Last year I was changed by Ann’s daily adult devotional The Greatest Gift: Unwrapping the full love story of Christmas. I began going through the book with a friend. It convicted and encouraged me in my slow expectant journey to Bethlehem. I especially loved the questions at the end of each chapter prompting thoughtful heart searching and reflection. I gifted at least ten copies, including giving it to my girl’s teachers at the beginning of December. Giving gifts early has become a tradition for me to eliminate the rushed frenzy of thoughtless buying and enable our home and hearts to quietly focus and rest in the Advent season.

I ordered the new family style book as soon as it was released. When Danica opened the beautiful pages she immediately began reading, and her excitement grew to see we would start our journey this year in the Garden of Eden and follow it all the way to the incarnation of our Savior. No more hanging out all month at the stable and the cradle. We come to understand the intricate details of God’s plan to save us through Biblical narratives winding through several thousand years; exploring the lives of men and women who are much like you and I. Ann writes in her devotional book,

The coming of Christ was right through families of messed up monarchs and battling brothers, through affairs and adultery and more than a feud or two, through skeletons in closets and cheaters at tables . . . And Jesus claims exactly those who are wondering and wounded and worn out as His. He grafts you into His line and His story and His heart, and He gives you His name, His lineage, His righteousness. He graces you with plain grace. Is there a greater Gift you could want or need or have?

The illustrations are lovely.
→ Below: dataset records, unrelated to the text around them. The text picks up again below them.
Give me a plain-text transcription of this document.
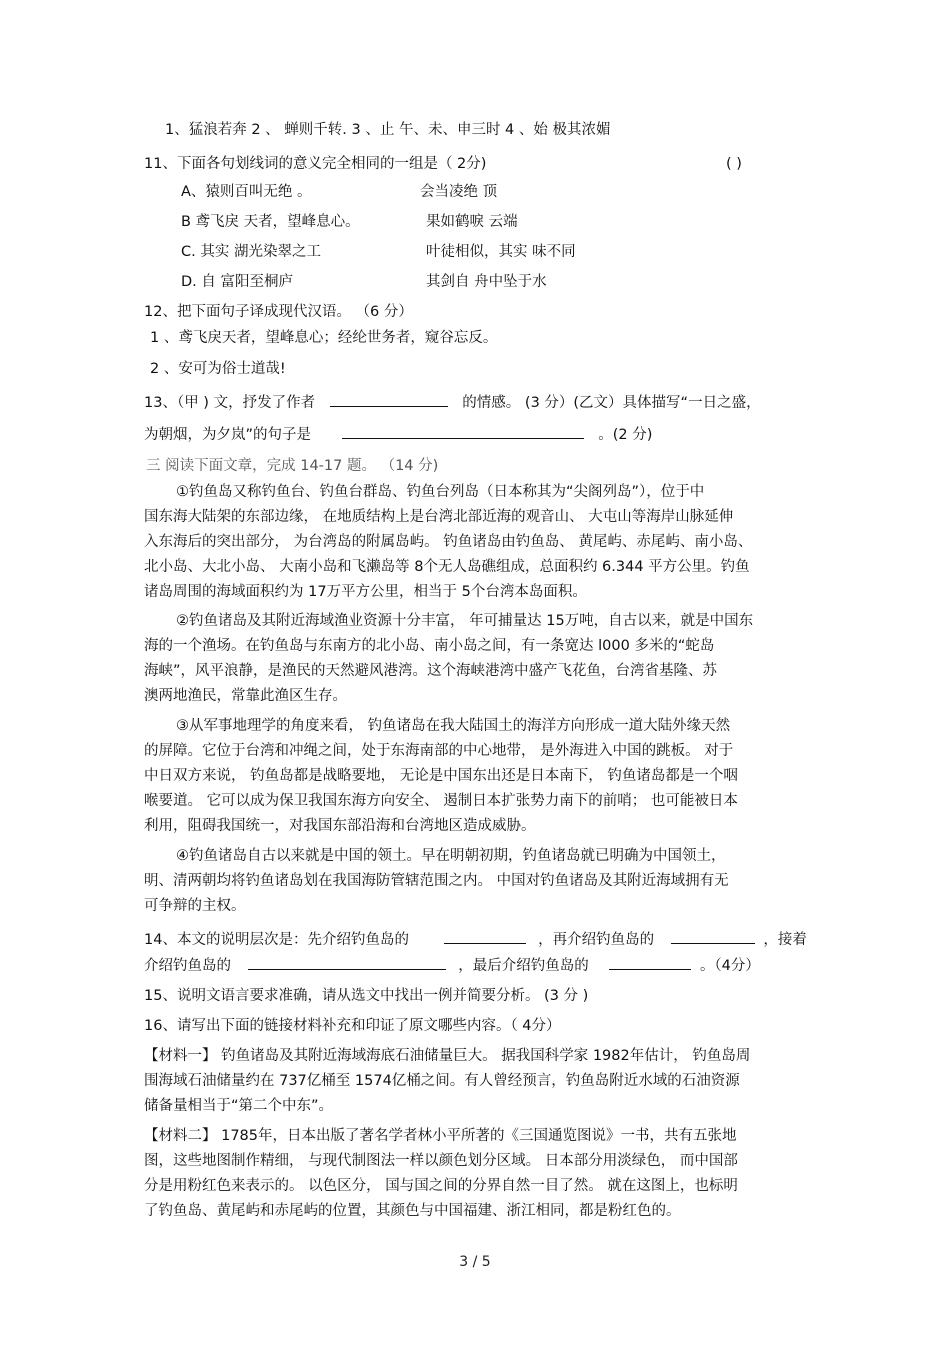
1、猛浪若奔 2 、 蝉则千转. 3 、止 午、未、申三时 4 、始 极其浓媚
11、下面各句划线词的意义完全相同的一组是（ 2分)	( )
A、猿则百叫无绝 。	会当凌绝 顶
B 鸢飞戾 天者，望峰息心。	果如鹤唳 云端
C. 其实 湖光染翠之工	叶徒相似，其实 味不同
D. 自 富阳至桐庐	其剑自 舟中坠于水
12、把下面句子译成现代汉语。 （6 分）
1 、鸢飞戾天者，望峰息心；经纶世务者，窥谷忘反。
2 、安可为俗士道哉!
13、（甲 ) 文，抒发了作者	的情感。 (3 分）(乙文）具体描写“一日之盛，
为朝烟，为夕岚”的句子是	。(2 分)
三 阅读下面文章，完成 14-17 题。 （14 分)
①钓鱼岛又称钓鱼台、钓鱼台群岛、钓鱼台列岛（日本称其为“尖阁列岛”），位于中
国东海大陆架的东部边缘， 在地质结构上是台湾北部近海的观音山、 大屯山等海岸山脉延伸
入东海后的突出部分， 为台湾岛的附属岛屿。 钓鱼诸岛由钓鱼岛、 黄尾屿、赤尾屿、南小岛、
北小岛、大北小岛、 大南小岛和飞濑岛等 8个无人岛礁组成，总面积约 6.344 平方公里。钓鱼
诸岛周围的海域面积约为 17万平方公里，相当于 5个台湾本岛面积。
②钓鱼诸岛及其附近海域渔业资源十分丰富， 年可捕量达 15万吨，自古以来，就是中国东
海的一个渔场。在钓鱼岛与东南方的北小岛、南小岛之间，有一条宽达 l000 多米的“蛇岛
海峡”，风平浪静，是渔民的天然避风港湾。这个海峡港湾中盛产飞花鱼，台湾省基隆、苏
澳两地渔民，常靠此渔区生存。
③从军事地理学的角度来看， 钓鱼诸岛在我大陆国土的海洋方向形成一道大陆外缘天然
的屏障。它位于台湾和冲绳之间，处于东海南部的中心地带， 是外海进入中国的跳板。 对于
中日双方来说， 钓鱼岛都是战略要地， 无论是中国东出还是日本南下， 钓鱼诸岛都是一个咽
喉要道。 它可以成为保卫我国东海方向安全、 遏制日本扩张势力南下的前哨； 也可能被日本
利用，阻碍我国统一，对我国东部沿海和台湾地区造成威胁。
④钓鱼诸岛自古以来就是中国的领土。早在明朝初期，钓鱼诸岛就已明确为中国领土，
明、清两朝均将钓鱼诸岛划在我国海防管辖范围之内。 中国对钓鱼诸岛及其附近海域拥有无
可争辩的主权。
14、本文的说明层次是：先介绍钓鱼岛的	，再介绍钓鱼岛的	，接着
介绍钓鱼岛的	，最后介绍钓鱼岛的	。（4分）
15、说明文语言要求准确，请从选文中找出一例并简要分析。 (3 分 )
16、请写出下面的链接材料补充和印证了原文哪些内容。（ 4分）
【材料一】 钓鱼诸岛及其附近海域海底石油储量巨大。 据我国科学家 1982年估计， 钓鱼岛周
围海域石油储量约在 737亿桶至 1574亿桶之间。有人曾经预言，钓鱼岛附近水域的石油资源
储备量相当于“第二个中东”。
【材料二】 1785年，日本出版了著名学者林小平所著的《三国通览图说》一书，共有五张地
图，这些地图制作精细， 与现代制图法一样以颜色划分区域。 日本部分用淡绿色， 而中国部
分是用粉红色来表示的。 以色区分， 国与国之间的分界自然一目了然。 就在这图上，也标明
了钓鱼岛、黄尾屿和赤尾屿的位置，其颜色与中国福建、浙江相同，都是粉红色的。
3 / 5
The suggested activities for application provide the opportunity for the stories to become real Jesus living. There is also a link to download The Jesse Tree ornaments or you will be delighted to know Dayspring is also offering a full set of ready to use ornaments to purchase. I know this book will become cemented in our family’s Christmas worship for years to come. Throughout the month of December I will be writing frequently about the long slow journey of expectation. I hope you will find still moments to join me here and also carve out space for you and your own family to quiet the noise of the world’s twisted shout of the celebration of our Savior’s birth.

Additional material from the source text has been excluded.